Jesse Bering, in a 2002 paper, noted that in autobiographical accounts written by people with high-functioning autism, God is more a principle than a person. He/it provides order but isn't much concerned with human affairs—the idea of him satisfies the intellect rather than the emotions. Temple Grandin, for example, described God as the entanglement of millions of interacting particles.

In line with such a conception of the divine, Simon Baron-Cohen, who proposed the mindblindness theory of autism, [explains] that "sometimes I meet people with autism who are religious, but their motivation is driven more by the rules (the system) in theology rather than the anthropomorphizing."

One outcome of the ability to mentalize is the ability to think teleologically—to see the purpose of objects or events.

Bethany Heywood, in collaboration with Jesse Bering, found in her Ph.D. research that even atheists tend to say that certain things happened to them "for a reason," e.g., to teach them a lesson. But subjects with Asperger's gave significantly fewer teleological responses than a control group did, and several even expressed confusion regarding the questions about purpose. 

The strongest connection between atheism and autism before now was a paper presented at a conference by Catherine Caldwell-Harris and collaborators at Boston University. Survey respondents with high-functioning autism were more likely than control subjects to be atheists and less likely to belong to an organized religion. (They were also more likely to have religious ideas of their own construction, perhaps something similar to Temple Grandin's.) And atheists were higher on the autistic spectrum than Christians and Jews. But the researchers were not able to demonstrate that mentalizing deficits were responsible for the connection.

That's where the new paper comes in. 12 autistic and 13 neurotypical adolescents took part, and the neurotypical subjects were 10 times as likely to strongly endorse God.
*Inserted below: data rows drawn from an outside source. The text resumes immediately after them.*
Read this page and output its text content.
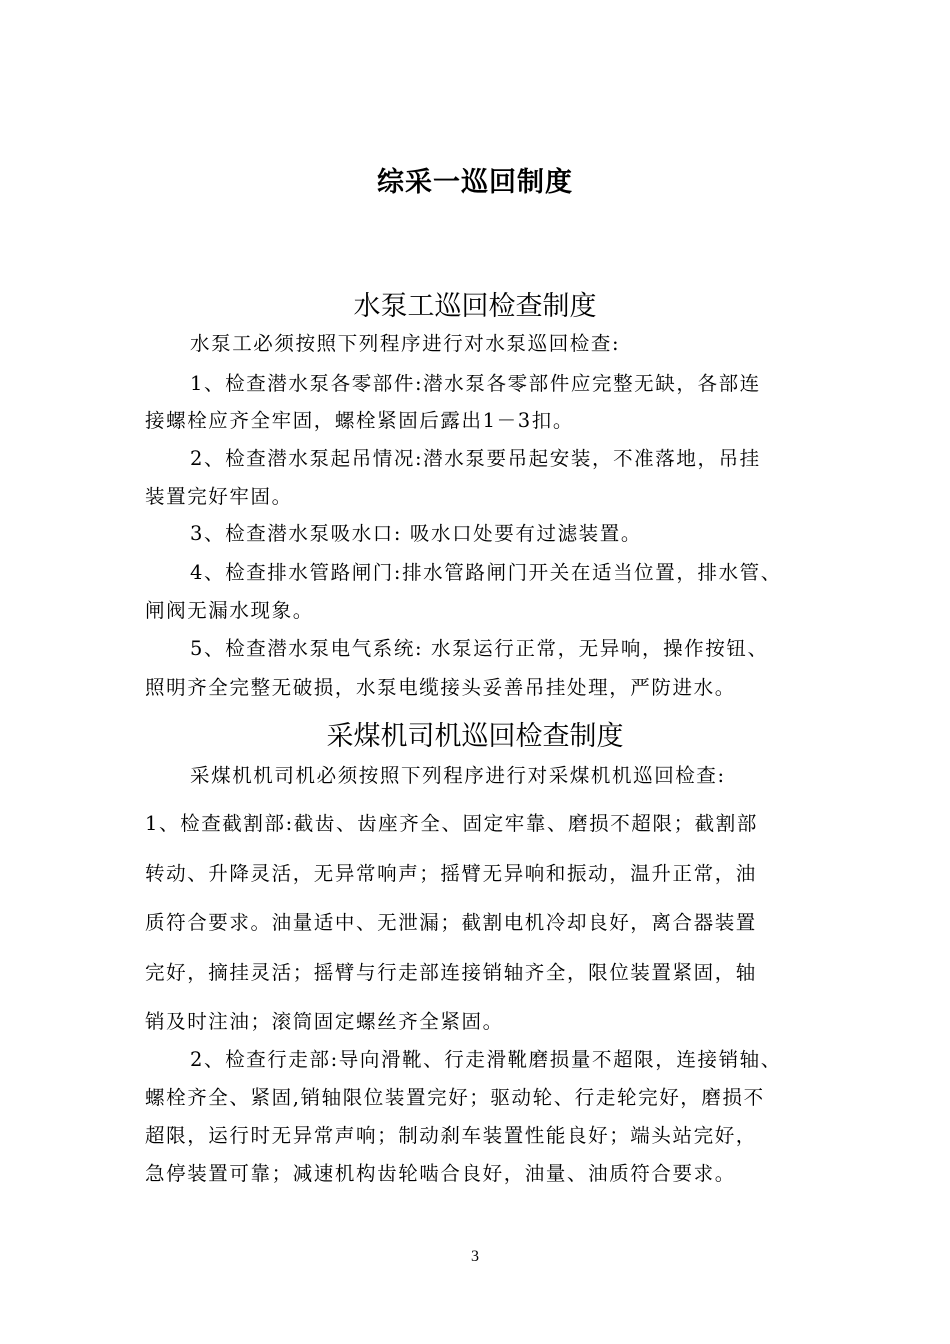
综采一巡回制度
水泵工巡回检查制度

水泵工必须按照下列程序进行对水泵巡回检查:

1、检查潜水泵各零部件:潜水泵各零部件应完整无缺，各部连

接螺栓应齐全牢固，螺栓紧固后露出1－3扣。

2、检查潜水泵起吊情况:潜水泵要吊起安装，不准落地，吊挂

装置完好牢固。

3、检查潜水泵吸水口: 吸水口处要有过滤装置。

4、检查排水管路闸门:排水管路闸门开关在适当位置，排水管、

闸阀无漏水现象。

5、检查潜水泵电气系统: 水泵运行正常，无异响，操作按钮、

照明齐全完整无破损，水泵电缆接头妥善吊挂处理，严防进水。

采煤机司机巡回检查制度

采煤机机司机必须按照下列程序进行对采煤机机巡回检查:

1、检查截割部:截齿、齿座齐全、固定牢靠、磨损不超限；截割部

转动、升降灵活，无异常响声；摇臂无异响和振动，温升正常，油

质符合要求。油量适中、无泄漏；截割电机冷却良好，离合器装置

完好，摘挂灵活；摇臂与行走部连接销轴齐全，限位装置紧固，轴

销及时注油；滚筒固定螺丝齐全紧固。

2、检查行走部:导向滑靴、行走滑靴磨损量不超限，连接销轴、

螺栓齐全、紧固,销轴限位装置完好；驱动轮、行走轮完好，磨损不

超限，运行时无异常声响；制动刹车装置性能良好；端头站完好，

急停装置可靠；减速机构齿轮啮合良好，油量、油质符合要求。

3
The other three studies went further. They included hundreds of participants from a variety of demographics in the US and Canada and used various measures of belief in God and of mentalizing abilities. The results of all three followed the same pattern.

First, people with higher scores on the Autism Spectrum Quotient had weaker belief in a personal God. Second, reduced ability to mentalize mediated this correlation. 
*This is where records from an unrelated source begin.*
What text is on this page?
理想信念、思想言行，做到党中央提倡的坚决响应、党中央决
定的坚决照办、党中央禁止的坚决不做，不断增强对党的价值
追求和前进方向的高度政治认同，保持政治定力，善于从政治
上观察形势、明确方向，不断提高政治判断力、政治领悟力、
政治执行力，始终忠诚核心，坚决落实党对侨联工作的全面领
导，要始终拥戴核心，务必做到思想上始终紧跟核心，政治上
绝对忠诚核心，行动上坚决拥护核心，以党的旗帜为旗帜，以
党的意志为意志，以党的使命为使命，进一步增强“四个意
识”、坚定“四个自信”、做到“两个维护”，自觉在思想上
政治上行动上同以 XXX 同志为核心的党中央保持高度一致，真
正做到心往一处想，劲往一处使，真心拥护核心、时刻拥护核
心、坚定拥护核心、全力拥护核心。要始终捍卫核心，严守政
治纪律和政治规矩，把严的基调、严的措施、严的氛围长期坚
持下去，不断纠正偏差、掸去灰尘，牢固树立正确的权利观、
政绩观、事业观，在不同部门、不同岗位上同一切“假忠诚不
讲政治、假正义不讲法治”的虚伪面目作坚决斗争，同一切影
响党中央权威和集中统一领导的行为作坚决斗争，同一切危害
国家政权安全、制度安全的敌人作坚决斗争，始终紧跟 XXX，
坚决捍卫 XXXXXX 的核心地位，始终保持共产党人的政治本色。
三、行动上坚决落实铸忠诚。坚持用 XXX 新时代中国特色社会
 "It's hard to have an experience of God in your life unless you think of him as a person, with mental states, who you can pray to, who will answer your prayers, who cares about you,"
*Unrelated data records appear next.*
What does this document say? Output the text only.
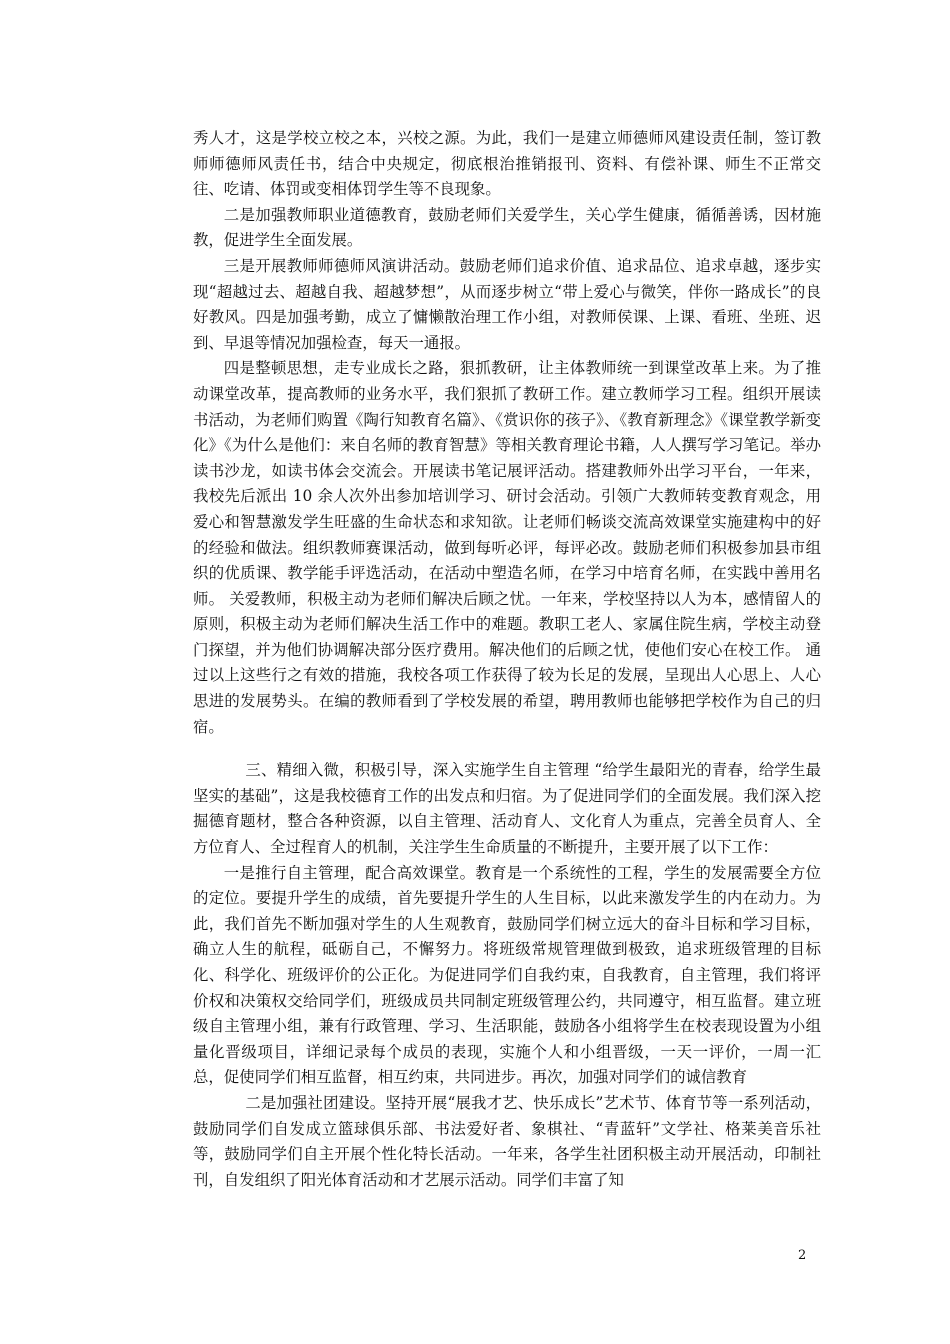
秀人才，这是学校立校之本，兴校之源。为此，我们一是建立师德师风建设责任制，签订教师师德师风责任书，结合中央规定，彻底根治推销报刊、资料、有偿补课、师生不正常交往、吃请、体罚或变相体罚学生等不良现象。

二是加强教师职业道德教育，鼓励老师们关爱学生，关心学生健康，循循善诱，因材施教，促进学生全面发展。

三是开展教师师德师风演讲活动。鼓励老师们追求价值、追求品位、追求卓越，逐步实现“超越过去、超越自我、超越梦想”，从而逐步树立“带上爱心与微笑，伴你一路成长”的良好教风。四是加强考勤，成立了慵懒散治理工作小组，对教师侯课、上课、看班、坐班、迟到、早退等情况加强检查，每天一通报。

四是整顿思想，走专业成长之路，狠抓教研，让主体教师统一到课堂改革上来。为了推动课堂改革，提高教师的业务水平，我们狠抓了教研工作。建立教师学习工程。组织开展读书活动，为老师们购置《陶行知教育名篇》、《赏识你的孩子》、《教育新理念》《课堂教学新变化》《为什么是他们：来自名师的教育智慧》等相关教育理论书籍，人人撰写学习笔记。举办读书沙龙，如读书体会交流会。开展读书笔记展评活动。搭建教师外出学习平台，一年来，我校先后派出 10 余人次外出参加培训学习、研讨会活动。引领广大教师转变教育观念，用爱心和智慧激发学生旺盛的生命状态和求知欲。让老师们畅谈交流高效课堂实施建构中的好的经验和做法。组织教师赛课活动，做到每听必评，每评必改。鼓励老师们积极参加县市组织的优质课、教学能手评选活动，在活动中塑造名师，在学习中培育名师，在实践中善用名师。 关爱教师，积极主动为老师们解决后顾之忧。一年来，学校坚持以人为本，感情留人的原则，积极主动为老师们解决生活工作中的难题。教职工老人、家属住院生病，学校主动登门探望，并为他们协调解决部分医疗费用。解决他们的后顾之忧，使他们安心在校工作。 通过以上这些行之有效的措施，我校各项工作获得了较为长足的发展，呈现出人心思上、人心思进的发展势头。在编的教师看到了学校发展的希望，聘用教师也能够把学校作为自己的归宿。

三、精细入微，积极引导，深入实施学生自主管理 “给学生最阳光的青春，给学生最坚实的基础”，这是我校德育工作的出发点和归宿。为了促进同学们的全面发展。我们深入挖掘德育题材，整合各种资源，以自主管理、活动育人、文化育人为重点，完善全员育人、全方位育人、全过程育人的机制，关注学生生命质量的不断提升，主要开展了以下工作：

一是推行自主管理，配合高效课堂。教育是一个系统性的工程，学生的发展需要全方位的定位。要提升学生的成绩，首先要提升学生的人生目标，以此来激发学生的内在动力。为此，我们首先不断加强对学生的人生观教育，鼓励同学们树立远大的奋斗目标和学习目标，确立人生的航程，砥砺自己，不懈努力。将班级常规管理做到极致，追求班级管理的目标化、科学化、班级评价的公正化。为促进同学们自我约束，自我教育，自主管理，我们将评价权和决策权交给同学们，班级成员共同制定班级管理公约，共同遵守，相互监督。建立班级自主管理小组，兼有行政管理、学习、生活职能，鼓励各小组将学生在校表现设置为小组量化晋级项目，详细记录每个成员的表现，实施个人和小组晋级，一天一评价，一周一汇总，促使同学们相互监督，相互约束，共同进步。再次，加强对同学们的诚信教育

二是加强社团建设。坚持开展“展我才艺、快乐成长”艺术节、体育节等一系列活动，鼓励同学们自发成立篮球俱乐部、书法爱好者、象棋社、“青蓝轩”文学社、格莱美音乐社等，鼓励同学们自主开展个性化特长活动。一年来，各学生社团积极主动开展活动，印制社刊，自发组织了阳光体育活动和才艺展示活动。同学们丰富了知

2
Source (edited for our purposes):
http://www.psychologytoday.com/blog/psyched/201205/does-autism-lead-atheism

With the preceding information in mind, can we ignore the very real possibility that physical healing is a pre-requisite (prayer) obligation of believers witnessing to the body of the world's population suffering from autism and related disorders? We have received reports of people being healed from autism. God is able, after all.

In a debate with Christopher Hitchens, Rev Al Sharpton was forced to interrupt "Hitch" and rebuke him for not looking at him when he spoke to him... essentially... assuming it was rudeness which could be corrected. However, if Hitchens was simply manifesting undiagnosed autism, then he really couldn't help it.

On a sad side note, Hitchens remarked in the aforementioned debate how wonderful it would be if people were (more like himself) able to think for themselves without any faith (in god or man). What a horrible indictment against his own worldview since Hitchens, without the benefit of Godly, biblical instruction, both drank and smoked himself to death; a fault he himself readily acknowledged before his death.